1. The Mexican free-tailed bat reigns as the fastest mammal. It can fly in bursts of up to 100 mph, topping the land speed of the cheetah.

2. Bats are attracted to wind turbines, now a leading cause of bat mortality. What's the attraction? Researchers are still trying to find out.

3. The wingspan of the largest bat, the Philippines' giant golden-crowned flying fox, averages over 5 feet — larger than a hawk's. Fortunately, it eats fruit.

4. Every bat has a unique "contact" call. Mother and baby bat find each other, even among 20 million bats, by recognizing each other's calls.

5. Bats are not blind; they see differently. For example, they may see less color than humans. But on an evening hunt, when adaptations for low light make more sense than color vision, bats might see better than humans. When on the hunt, bats (or at least 70% of bats) send out an inaudible, high-frequency spray of pings to locate prey — a kind of aerial sonar or echolocation. Between sight and sonar, these nimble flyers can nail an insect the width of a human hair in mid-air.

6. Some bat species eat lizards, frogs, birds and other bats; some eat scorpions; some eat flower nectar. (Pallid bats eat both scorpions and nectar.)

7. Fruit- and flower-eaters can be important to agriculture as seed-spreaders and pollinators.

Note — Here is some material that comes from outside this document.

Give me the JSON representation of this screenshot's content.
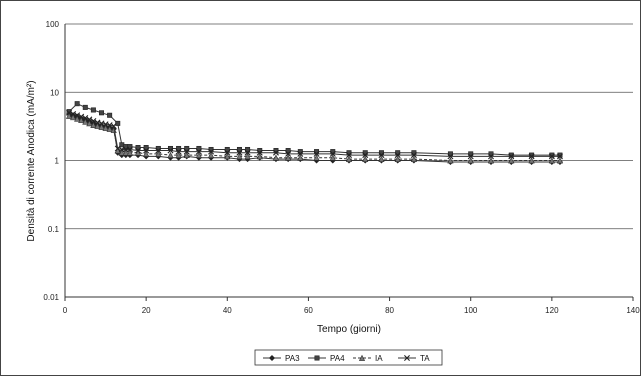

8. Of vampire bats, there are only three species — all south of the U.S. border. However, biologist Nancy Simmons says that climate change will edge the Mexican vampire bat into Texas. They don't suck blood; they lap it (after making a cut with their teeth). Their primary targets are sleeping cows, pigs and chickens — not humans.

9. Bats sleep hanging from their feet because, Simmons says, in their evolutionary tree-dwelling days, they clung to tree trunks facing downward, letting gravity boost their leap towards prey. Since acquiring wings, bats' feet clench at rest, and their ankle bones lock. Valves in their arteries keep blood from rushing to their heads. All this helps them drop head-first into gravity's arms for lift and easy takeoff.

10. Seven bat species sleep curled up in leaves.

(Sources: batcon.org; wtamu.edu; mos.org; latrobe.edu.au; ncbi.nlm.nih.gov)

Chaz Johnston contributed to this story.